In many countries in the Americas, people's rights to organize, protest or speak out are severely compromised, according to a new report from the CIVICUS, Charity & Security Network, the Caribbean Policy Development Centre, the Latin American and Caribbean Network for Democracy (REDLAD), and the Rendir Cuentas initiative, Civic Space in the Americas.
The report, which draws on research submitted to the CIVICUS Monitor, notes that civic space is seriously restricted in more than one-third of countries in the Americas. Obstacles to freedoms of expression, peaceful assembly and association include threats to personal safety, denial of the right to protest, and surveillance and censorship. Between June 2016 and May 2017, the most serious abuses and violations included disruptions of protests through excessive force, violence against journalists (including killings) and censorship of the media, detention and criminalization of activists, and the introduction of legislative restrictions on civic space freedoms (including 19 such bills in the U.S.). Indigenous peoples, Afro-descendants, women, LGBTI people, migrants and other minority groups were particularly affected.

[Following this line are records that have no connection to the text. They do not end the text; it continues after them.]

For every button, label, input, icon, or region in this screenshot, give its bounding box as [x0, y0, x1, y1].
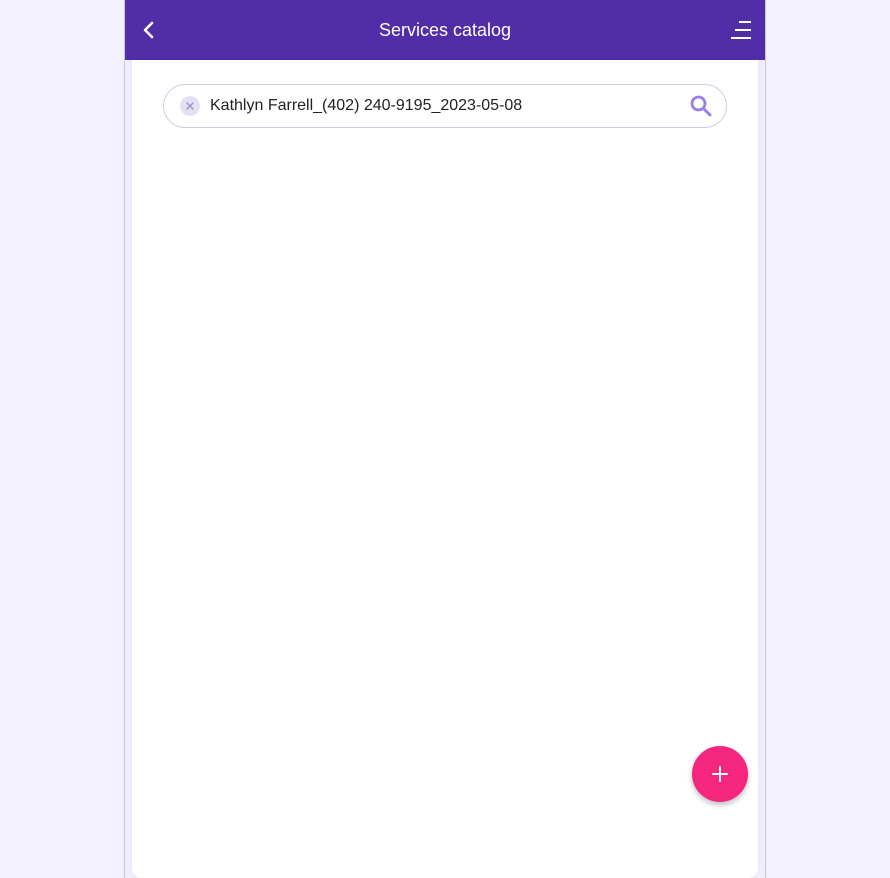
app-frame: Services catalog — [124, 0, 766, 878]
clear-search-button[interactable] — [180, 96, 200, 116]
content-card — [132, 60, 758, 878]
chevron-left-icon — [143, 21, 154, 39]
menu-icon — [731, 21, 751, 39]
menu-button[interactable] — [725, 14, 757, 46]
add-button[interactable] — [692, 746, 748, 802]
search-input[interactable] — [210, 85, 670, 127]
search-icon — [690, 95, 712, 117]
page-title: Services catalog — [378, 20, 512, 40]
top-app-bar: Services catalog — [125, 0, 765, 60]
close-icon — [186, 102, 194, 110]
search-button[interactable] — [688, 93, 714, 119]
back-button[interactable] — [133, 14, 165, 46]
search-bar — [163, 84, 727, 128]
plus-icon — [712, 766, 728, 782]
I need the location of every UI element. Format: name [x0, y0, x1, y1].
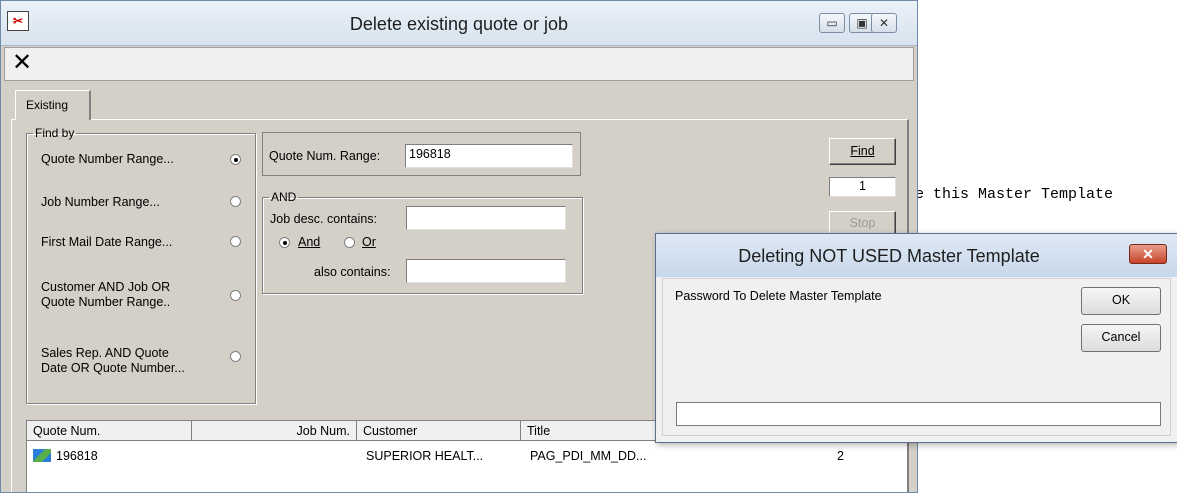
radio-customer-and-job[interactable] [230, 290, 241, 301]
row-customer: SUPERIOR HEALT... [366, 449, 484, 463]
job-desc-label: Job desc. contains: [270, 212, 378, 226]
toolbar: ✕ [4, 47, 914, 81]
also-contains-input[interactable] [406, 259, 566, 283]
cancel-button[interactable]: Cancel [1081, 324, 1161, 352]
window-close-button[interactable]: ✕ [871, 13, 897, 33]
quote-row-icon [33, 449, 51, 462]
radio-quote-number-range[interactable] [230, 154, 241, 165]
ok-button[interactable]: OK [1081, 287, 1161, 315]
column-header-job-num[interactable]: Job Num. [192, 421, 357, 441]
dialog-body: Password To Delete Master Template OK Ca… [662, 278, 1171, 436]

In the U.S., which was recently placed on the Monitor's Watch List due to the rapid decline in these freedoms, various local police departments are conducting surveillance of protesters, including members of the Black Lives Matter movement. This is in addition to the repression and arbitrary arrests in 2016 of the Standing Rock Sioux tribe members and activists during protests against the Dakota access pipeline. Reports also confirmed that the Inauguration Day protests in Washington, D.C., were infiltrated by undercover police agents. The report also cites the Charity & Security Network's recent report on Financial Access for U.S. Nonprofits for evidence that two-thirds of nonprofits working internationally have experienced obstacles in banking.